Comunhão dos Santos, Tesouros de Cornélio à Lápide

O que é a Comunhão dos Santos

A Comunhão dos Santos é a união entre a igreja triunfante, a igreja militante e a igreja purgante, isto é, a união entre os Santos que estão no Céu, os justos que vivem na terra, e as almas que sofrem no Purgatório. Estas três partes de uma só e mesma Igreja formam um Corpo, do qual Jesus Cristo é a Cabeça. Os membros deste Corpo estão unidos entre si pelos laços da caridade e por uma comunicação mútua de obras boas.

Daí vem a invocação dos Santos, os auxílios e graças que eles nos alcançam, as orações para os defuntos, a confiança no poder dos bem-aventurados próximos do trono de Deus.

Tudo está em comunhão na Igreja: orações, boas obras, graças, méritos etc.

A Comunhão dos Santos com Jesus Cristo é semelhante à que existe entre o amo e o criado, entre pai e filho, entre aquele que ilumina e aquele que é iluminado, aquele que justifica e aquele que é justificado, o governador e o governado, entre aquele que doa e aquele que recebe, quem invoca e quem ouve, o que beatifica e o beatificado. Esta comunhão é um afeto, uma união com Deus, para não formar mais que um mesmo espírito com Ele, para andar em sua Luz, participar dos méritos de Jesus Cristo e dos méritos dos Santos.

A Comunhão dos Santos está figurada na parábola do Pastor e das ovelhas, pela união de membros, pela assimilação do alimento com o corpo daquele que o toma, pelas relações que existem entre a videira e seus sarmentos. Porém, é preciso que aqueles que participam dos consolos, participem também das provações.

Todo fiel que se conheça a si mesmo e faça-se justiça não tem em si mesmo motivos para contar com suas virtudes e suas obras boas; porém descansa nos méritos de Jesus Cristo, na intercessão dos Santos, nas orações e méritos da Igreja, que recebem de Jesus Cristo todo o seu valor. Isto é o que sustenta a esperança cristã e nos excita a obrar bem. Uma das maiores desgraças para um cristão é o achar-se fora da Comunhão dos Santos pela excomunhão, pelo cisma.
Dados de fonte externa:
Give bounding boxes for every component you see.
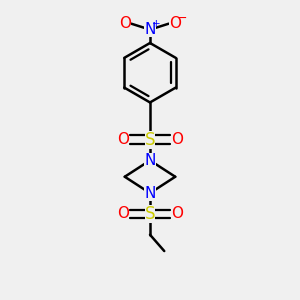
Text: O: O [117, 132, 129, 147]
Text: O: O [171, 206, 183, 221]
Text: N: N [144, 153, 156, 168]
Text: O: O [169, 16, 181, 31]
Text: S: S [145, 130, 155, 148]
Text: O: O [119, 16, 131, 31]
Text: +: + [152, 19, 161, 29]
Text: S: S [145, 205, 155, 223]
Text: N: N [144, 22, 156, 37]
Text: −: − [177, 12, 187, 25]
Text: N: N [144, 186, 156, 201]
Text: O: O [117, 206, 129, 221]
Text: O: O [171, 132, 183, 147]
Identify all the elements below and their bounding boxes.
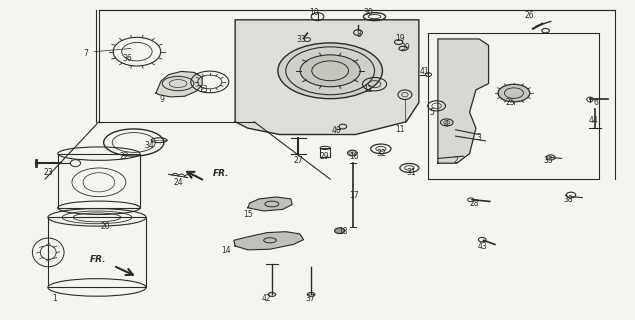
Text: 3: 3 — [477, 133, 481, 142]
Text: 4: 4 — [444, 120, 448, 130]
Bar — [429, 33, 599, 179]
Text: 15: 15 — [243, 210, 253, 219]
Text: 43: 43 — [478, 242, 487, 251]
Text: FR.: FR. — [90, 255, 106, 264]
Bar — [48, 217, 147, 287]
Text: 29: 29 — [319, 152, 329, 161]
Text: 5: 5 — [429, 108, 434, 117]
Text: 40: 40 — [331, 126, 342, 135]
Text: 12: 12 — [363, 85, 373, 94]
Text: 23: 23 — [43, 168, 53, 177]
Bar — [320, 148, 330, 157]
Text: 30: 30 — [363, 8, 373, 17]
Polygon shape — [248, 197, 292, 211]
Text: 6: 6 — [594, 98, 599, 107]
Text: 1: 1 — [52, 294, 57, 303]
Text: 44: 44 — [588, 116, 598, 125]
Text: 20: 20 — [100, 222, 110, 231]
Text: 8: 8 — [356, 30, 361, 39]
Text: 19: 19 — [395, 34, 404, 43]
Text: FR.: FR. — [212, 169, 229, 178]
Polygon shape — [234, 232, 304, 250]
Text: 25: 25 — [506, 98, 516, 107]
Text: 39: 39 — [400, 43, 410, 52]
Ellipse shape — [278, 43, 382, 99]
Text: 28: 28 — [470, 198, 479, 207]
Text: 2: 2 — [453, 156, 458, 164]
Ellipse shape — [300, 55, 360, 87]
Text: 38: 38 — [563, 195, 573, 204]
Text: 16: 16 — [349, 152, 359, 161]
Text: 18: 18 — [338, 227, 347, 236]
Text: 37: 37 — [305, 294, 315, 303]
Polygon shape — [235, 20, 419, 134]
Text: 9: 9 — [160, 95, 164, 104]
Text: 7: 7 — [84, 49, 89, 58]
Text: 34: 34 — [145, 141, 154, 150]
Text: 26: 26 — [525, 12, 535, 20]
Text: 22: 22 — [119, 152, 129, 161]
Text: 33: 33 — [297, 35, 307, 44]
Ellipse shape — [498, 84, 530, 102]
Bar — [58, 154, 140, 208]
Text: 11: 11 — [395, 125, 404, 134]
Polygon shape — [438, 39, 488, 163]
Text: 42: 42 — [262, 294, 272, 303]
Ellipse shape — [335, 228, 345, 234]
Text: 27: 27 — [293, 156, 304, 164]
Text: 41: 41 — [419, 67, 429, 76]
Text: 17: 17 — [349, 190, 359, 200]
Text: 24: 24 — [173, 178, 183, 187]
Text: 10: 10 — [309, 8, 319, 17]
Text: 31: 31 — [406, 168, 416, 177]
Text: 36: 36 — [123, 53, 132, 62]
Text: 13: 13 — [199, 85, 208, 94]
Text: 14: 14 — [221, 246, 231, 255]
Text: 32: 32 — [376, 149, 385, 158]
Ellipse shape — [347, 150, 357, 156]
Polygon shape — [156, 71, 202, 97]
Text: 35: 35 — [544, 156, 554, 164]
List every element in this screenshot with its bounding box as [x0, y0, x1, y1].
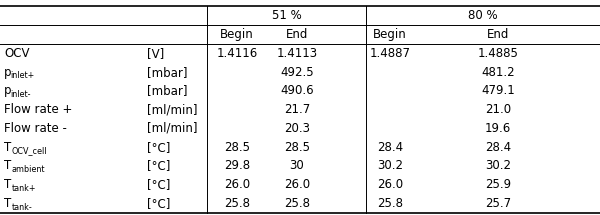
Text: 30: 30 — [290, 160, 304, 172]
Text: T: T — [4, 160, 11, 172]
Text: [°C]: [°C] — [147, 141, 170, 154]
Text: 25.7: 25.7 — [485, 197, 511, 210]
Text: 490.6: 490.6 — [280, 84, 314, 97]
Text: 1.4113: 1.4113 — [277, 47, 317, 60]
Text: 25.8: 25.8 — [284, 197, 310, 210]
Text: OCV: OCV — [4, 47, 30, 60]
Text: 21.7: 21.7 — [284, 103, 310, 116]
Text: OCV_cell: OCV_cell — [11, 146, 47, 155]
Text: End: End — [286, 28, 308, 41]
Text: T: T — [4, 178, 11, 191]
Text: T: T — [4, 141, 11, 154]
Text: [V]: [V] — [147, 47, 164, 60]
Text: T: T — [4, 197, 11, 210]
Text: 20.3: 20.3 — [284, 122, 310, 135]
Text: inlet-: inlet- — [10, 90, 31, 99]
Text: 21.0: 21.0 — [485, 103, 511, 116]
Text: [°C]: [°C] — [147, 178, 170, 191]
Text: 80 %: 80 % — [468, 9, 498, 22]
Text: tank+: tank+ — [11, 184, 36, 193]
Text: 26.0: 26.0 — [224, 178, 250, 191]
Text: Flow rate -: Flow rate - — [4, 122, 67, 135]
Text: p: p — [4, 84, 12, 97]
Text: Flow rate +: Flow rate + — [4, 103, 73, 116]
Text: 492.5: 492.5 — [280, 66, 314, 79]
Text: 26.0: 26.0 — [284, 178, 310, 191]
Text: 28.4: 28.4 — [377, 141, 403, 154]
Text: [ml/min]: [ml/min] — [147, 103, 197, 116]
Text: Begin: Begin — [373, 28, 407, 41]
Text: 29.8: 29.8 — [224, 160, 250, 172]
Text: 1.4116: 1.4116 — [217, 47, 257, 60]
Text: p: p — [4, 66, 12, 79]
Text: 25.8: 25.8 — [224, 197, 250, 210]
Text: 28.4: 28.4 — [485, 141, 511, 154]
Text: 28.5: 28.5 — [284, 141, 310, 154]
Text: 26.0: 26.0 — [377, 178, 403, 191]
Text: ambient: ambient — [11, 165, 45, 174]
Text: End: End — [487, 28, 509, 41]
Text: 30.2: 30.2 — [377, 160, 403, 172]
Text: [°C]: [°C] — [147, 197, 170, 210]
Text: 1.4885: 1.4885 — [478, 47, 518, 60]
Text: [°C]: [°C] — [147, 160, 170, 172]
Text: 30.2: 30.2 — [485, 160, 511, 172]
Text: 481.2: 481.2 — [481, 66, 515, 79]
Text: inlet+: inlet+ — [10, 71, 34, 80]
Text: [mbar]: [mbar] — [147, 66, 187, 79]
Text: tank-: tank- — [11, 203, 32, 212]
Text: [ml/min]: [ml/min] — [147, 122, 197, 135]
Text: 25.9: 25.9 — [485, 178, 511, 191]
Text: 28.5: 28.5 — [224, 141, 250, 154]
Text: 1.4887: 1.4887 — [370, 47, 410, 60]
Text: Begin: Begin — [220, 28, 254, 41]
Text: 25.8: 25.8 — [377, 197, 403, 210]
Text: 51 %: 51 % — [272, 9, 301, 22]
Text: 19.6: 19.6 — [485, 122, 511, 135]
Text: [mbar]: [mbar] — [147, 84, 187, 97]
Text: 479.1: 479.1 — [481, 84, 515, 97]
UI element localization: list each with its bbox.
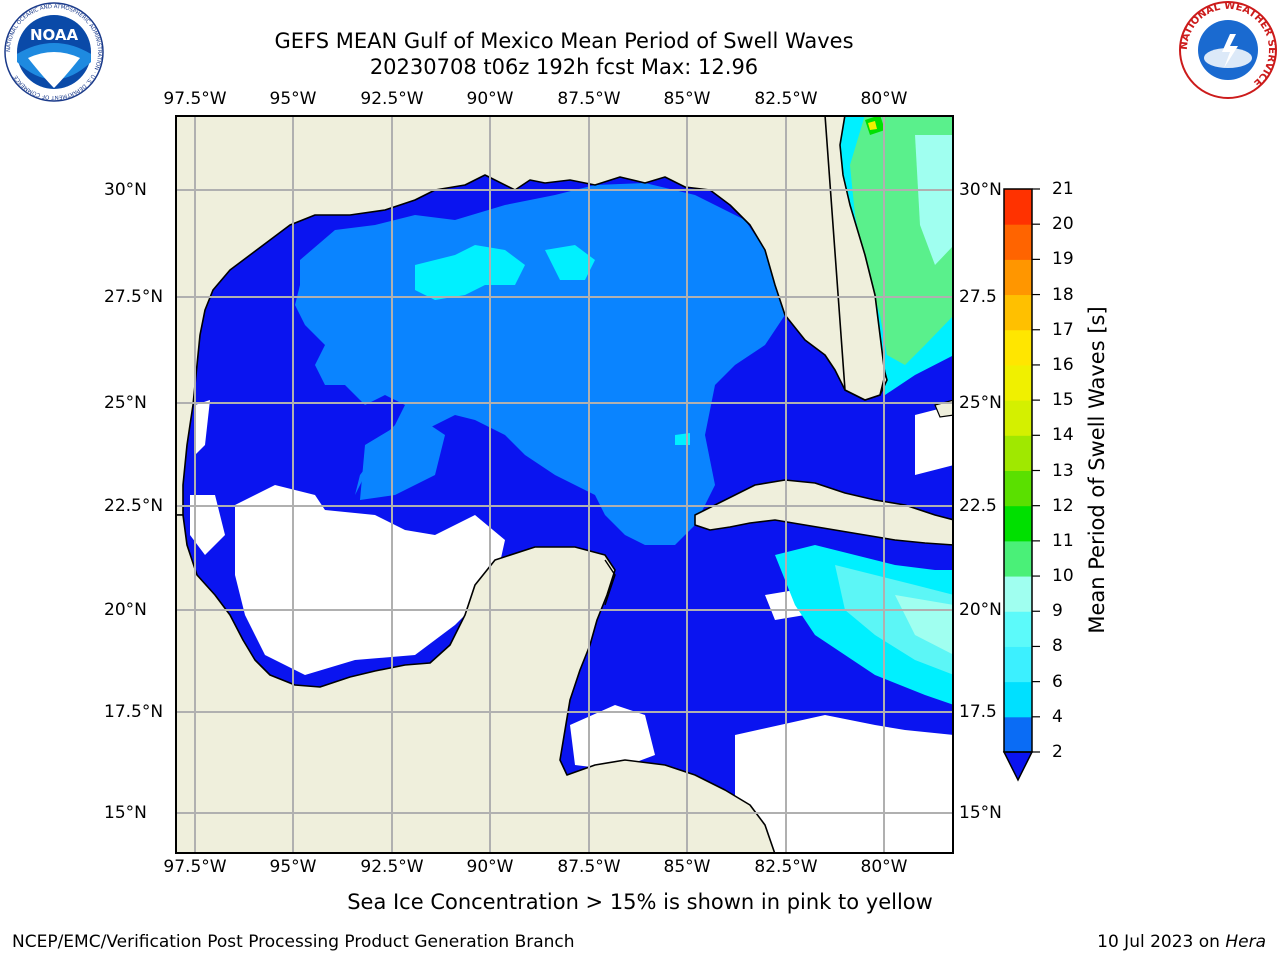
colorbar-tick-label: 6 [1052,671,1063,692]
lon-label-top: 95°W [269,89,317,109]
lat-label-right: 20°N [959,600,1002,620]
lon-label-top: 92.5°W [360,89,424,109]
lat-label-left: 22.5°N [104,496,164,516]
lat-label-left: 27.5°N [104,287,164,307]
colorbar-cell [1004,329,1032,366]
colorbar-cell [1004,540,1032,577]
colorbar-tick-label: 19 [1052,249,1074,270]
lon-label-bottom: 95°W [269,857,317,877]
colorbar-cell [1004,259,1032,296]
chart-title: GEFS MEAN Gulf of Mexico Mean Period of … [274,29,854,53]
lat-label-right: 30°N [959,180,1002,200]
map-panel [175,115,954,854]
colorbar-extend-arrow [1002,751,1034,782]
colorbar-cell [1004,294,1032,331]
colorbar-tick-label: 17 [1052,319,1074,340]
colorbar-tick-label: 12 [1052,495,1074,516]
colorbar-tick-label: 2 [1052,742,1063,762]
colorbar-tick-label: 21 [1052,179,1074,199]
lon-label-bottom: 87.5°W [557,857,621,877]
lat-label-left: 30°N [104,180,147,200]
lat-label-left: 20°N [104,600,147,620]
colorbar-label: Mean Period of Swell Waves [s] [1085,306,1109,634]
colorbar-cell [1004,400,1032,436]
colorbar-cell [1004,611,1032,647]
colorbar-cells [1004,188,1040,753]
lat-label-right: 27.5 [959,287,997,307]
lat-label-right: 25°N [959,393,1002,413]
colorbar-cell [1004,576,1032,612]
colorbar-tick-label: 15 [1052,390,1074,411]
lon-label-top: 87.5°W [557,89,621,109]
lat-label-left: 15°N [104,803,147,823]
colorbar-cell [1004,646,1032,683]
noaa-logo-text: NOAA [30,26,79,44]
colorbar-cell [1004,716,1032,753]
colorbar-cell [1004,435,1032,471]
colorbar-cell [1004,505,1032,542]
lon-label-bottom: 82.5°W [754,857,818,877]
colorbar-tick-label: 11 [1052,530,1074,551]
colorbar-tick-label: 20 [1052,214,1074,235]
footer-credit: NCEP/EMC/Verification Post Processing Pr… [12,932,575,952]
lon-label-top: 85°W [663,89,711,109]
colorbar-cell [1004,364,1032,401]
lat-label-right: 15°N [959,803,1002,823]
colorbar-cell [1004,681,1032,718]
lon-label-bottom: 80°W [860,857,908,877]
lat-label-right: 17.5 [959,702,997,722]
lon-label-top: 82.5°W [754,89,818,109]
colorbar-tick-label: 8 [1052,636,1063,657]
nws-logo: NATIONAL WEATHER SERVICE [1179,1,1277,99]
colorbar-tick-label: 9 [1052,601,1063,622]
colorbar-cell [1004,224,1032,260]
colorbar-cell [1004,470,1032,507]
colorbar-tick-label: 4 [1052,706,1063,727]
chart-subtitle: 20230708 t06z 192h fcst Max: 12.96 [369,55,759,79]
colorbar-tick-label: 18 [1052,284,1074,305]
colorbar-tick-label: 13 [1052,460,1074,481]
colorbar-tick-label: 10 [1052,566,1074,587]
lat-label-right: 22.5 [959,496,997,516]
colorbar-tick-label: 16 [1052,354,1074,375]
colorbar [1002,188,1040,782]
lat-label-left: 17.5°N [104,702,164,722]
lon-label-bottom: 90°W [466,857,514,877]
lat-label-left: 25°N [104,393,147,413]
colorbar-cell [1004,189,1032,225]
footer-date: 10 Jul 2023 on Hera [1097,932,1266,952]
lon-label-top: 80°W [860,89,908,109]
noaa-logo: NATIONAL OCEANIC AND ATMOSPHERIC ADMINIS… [4,2,104,102]
lon-label-bottom: 85°W [663,857,711,877]
lon-label-top: 97.5°W [163,89,227,109]
colorbar-tick-label: 14 [1052,425,1074,446]
lon-label-top: 90°W [466,89,514,109]
sea-ice-note: Sea Ice Concentration > 15% is shown in … [347,890,933,914]
lon-label-bottom: 97.5°W [163,857,227,877]
lon-label-bottom: 92.5°W [360,857,424,877]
O pecado mortal impede que se produzam muitos dos felizes efeitos desta comunhão.

A Comunhão dos Santos deveria contribuir para unir os corações, a afogar ódios gerais e particulares, a inspirar a todos os cristãos sentimentos de fraternidade.

Diz São Paulo: Já não há distinção de judeu nem grego, nem de servo nem livre, nem tampouco de homem nem mulher, porque todos vós sois uma só coisa em Jesus Cristo (Gl 3, 28).

Tal foi a intenção de nosso Divino Mestre; se correspondemos muitas vezes mal a ela, por certo, não tem a culpa nossa Santa Religião.

A Comunhão dos Santos é um Dogma de Fé

A Comunhão dos Santos é um Dogma de Fé, um dos artigos do Símbolo dos Apóstolos constantemente reconhecido pela Tradição e fundado na Sagrada Escritura.

Nós, ainda que sejamos muitos, diz São Paulo aos Romanos, formamos em Cristo um só Corpo, sendo todos reciprocamente membros uns dos outros: Ita multi unum corpus sumus in Christo, singuli autem alter alterius membra (Rm 12, 5).

Deus pôs tal ordem em todo o corpo, que se honra mais ao que, de si, é menos digno de honra, a fim de que não haja cisma ou divisão no corpo, antes tenham os membros a mesma solicitude uns pelos outros: Ut non sit schisma in corpore, sed idipsum pro invincem sollicita sint membra (1 Cor 12, 24-25).

Seguindo a verdade do Evangelho com caridade, em tudo vamos crescendo em Cristo, que é nossa Cabeça, e de quem todo o Corpo místico dos fiéis, unido e conexo entre si com a fé e a caridade, recebe por todos os vasos e condutos de comunicação, segundo a medida correspondente a cada membro, o aumento próprio do corpo para sua perfeição, mediante a caridade: Veritatem autem facientes in caritate, crescamus in illo per omnia, qui est caput Christus (Ad Ephes. IV, 15-16).